Wednesday, January 7, 2009

Consider this Post an Intermission

. Wednesday, January 7, 2009

Like many other Cubs fans lucky enough to live in the kickassest city in the world, I get a lot of my Cubs fix from WGN, even in the offseason. Their Sports Central show usually gets the first - and sometimes the best - substantive interviews with new players. Listen to a radio station often enough, and you get to know a lot of their recurring commercials ad nauseum. Get it? Ad naus ... ugh. But one in particular always makes me want to change the station.

It's for Flashpoint Academy, a tiny private college in Chicago that clearly had an employee write their Wikipedia page, and is currently the only college website I know with a picture of a helicopter and exploding skyline on their front page. But these things are trifles - it's the tag line of the commercials that gets me, especially as I have to hear it at least six times on my drive to work in the morning:

"Get into the media arts industry the right way, at Flashpoint Academy!"

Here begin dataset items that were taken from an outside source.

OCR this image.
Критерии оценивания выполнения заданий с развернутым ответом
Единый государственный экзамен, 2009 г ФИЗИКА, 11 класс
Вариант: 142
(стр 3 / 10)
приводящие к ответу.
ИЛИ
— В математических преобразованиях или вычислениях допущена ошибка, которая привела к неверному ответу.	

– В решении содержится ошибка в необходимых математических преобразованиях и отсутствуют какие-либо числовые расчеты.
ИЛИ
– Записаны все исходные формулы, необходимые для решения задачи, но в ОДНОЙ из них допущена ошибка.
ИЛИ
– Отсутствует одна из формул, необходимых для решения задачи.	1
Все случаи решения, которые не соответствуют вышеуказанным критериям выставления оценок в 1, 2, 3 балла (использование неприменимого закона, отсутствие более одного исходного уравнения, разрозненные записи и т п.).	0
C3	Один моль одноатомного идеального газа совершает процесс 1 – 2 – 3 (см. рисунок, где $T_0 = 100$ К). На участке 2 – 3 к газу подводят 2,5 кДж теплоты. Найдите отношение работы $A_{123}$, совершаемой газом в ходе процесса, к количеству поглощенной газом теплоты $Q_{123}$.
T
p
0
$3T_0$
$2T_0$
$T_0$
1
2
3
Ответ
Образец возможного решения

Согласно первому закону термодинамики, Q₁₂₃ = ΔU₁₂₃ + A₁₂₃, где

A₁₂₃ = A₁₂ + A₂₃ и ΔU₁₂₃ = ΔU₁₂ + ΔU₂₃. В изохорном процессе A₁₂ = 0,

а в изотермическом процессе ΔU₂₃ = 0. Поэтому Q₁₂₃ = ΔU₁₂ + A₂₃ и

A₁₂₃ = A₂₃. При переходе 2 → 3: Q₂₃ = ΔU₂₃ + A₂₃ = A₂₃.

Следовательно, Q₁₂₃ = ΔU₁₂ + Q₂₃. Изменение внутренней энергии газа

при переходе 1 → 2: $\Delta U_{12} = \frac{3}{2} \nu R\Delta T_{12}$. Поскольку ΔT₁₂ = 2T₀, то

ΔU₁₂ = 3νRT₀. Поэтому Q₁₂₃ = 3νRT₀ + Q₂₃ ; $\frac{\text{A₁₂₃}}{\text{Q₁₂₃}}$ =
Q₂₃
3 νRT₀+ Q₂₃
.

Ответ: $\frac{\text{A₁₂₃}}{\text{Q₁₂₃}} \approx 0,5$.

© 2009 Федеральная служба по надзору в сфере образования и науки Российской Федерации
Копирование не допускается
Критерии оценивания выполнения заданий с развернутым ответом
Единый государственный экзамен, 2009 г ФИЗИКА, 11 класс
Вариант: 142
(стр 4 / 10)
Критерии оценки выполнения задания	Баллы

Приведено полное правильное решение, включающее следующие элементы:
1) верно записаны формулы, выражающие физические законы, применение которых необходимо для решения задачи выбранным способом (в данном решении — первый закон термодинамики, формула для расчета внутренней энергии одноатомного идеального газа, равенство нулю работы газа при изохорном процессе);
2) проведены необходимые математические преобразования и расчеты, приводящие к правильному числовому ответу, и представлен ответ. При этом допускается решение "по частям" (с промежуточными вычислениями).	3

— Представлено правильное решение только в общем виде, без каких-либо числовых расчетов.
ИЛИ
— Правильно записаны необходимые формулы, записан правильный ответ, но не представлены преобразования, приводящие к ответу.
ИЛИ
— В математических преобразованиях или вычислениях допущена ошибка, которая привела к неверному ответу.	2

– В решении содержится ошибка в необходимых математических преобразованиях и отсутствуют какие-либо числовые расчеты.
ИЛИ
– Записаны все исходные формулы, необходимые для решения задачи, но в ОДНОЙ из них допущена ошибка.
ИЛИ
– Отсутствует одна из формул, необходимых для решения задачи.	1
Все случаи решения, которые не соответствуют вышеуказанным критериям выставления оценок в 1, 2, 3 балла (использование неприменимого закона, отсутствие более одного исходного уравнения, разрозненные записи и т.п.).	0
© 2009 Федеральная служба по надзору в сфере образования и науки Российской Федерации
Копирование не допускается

Okay, so apparently going to this for-profit college is the correct manner of getting into this particular industry. Which just sort of sticks in my head (as many things tend to do when you hear them enough times). What, I would wonder, is the "wrong way" to get into the digital media arts? I have a lot of time to think while stuck on the Kennedy, so I came up with this:

Even for the talented and driven, life can turn cruel in an instant. They say past success is no indicator of an easy life in the future, but you never really realize that until you've hit rock bottom fast, without even an instant to question why it was happening. All these things went through Josh's mind as he tried to mentally put himself somewhere - anywhere - else than where he was at the moment. For him, it wasn't an act of spirituality - it was a necessity, an act of self-preservation.

The nameless, mouth-breathing creative director soon zipped up, indifferently giving Josh a couple of crumpled 20 dollar bills and the promise of some Flash or Dreamweaver work the following week. As he numbly shambled toward another inevitable humilation in the miscarriage that had become his life, Josh thought "if only I had gotten into the digital media arts industry the right way - at Flashpoint Academy." He would have cried then, but he had lost that ability years ago.

Now back to your regularly scheduled programming. I don't think this is what my 5th grade teacher had in mind when she told us to unleash our creativity on the world.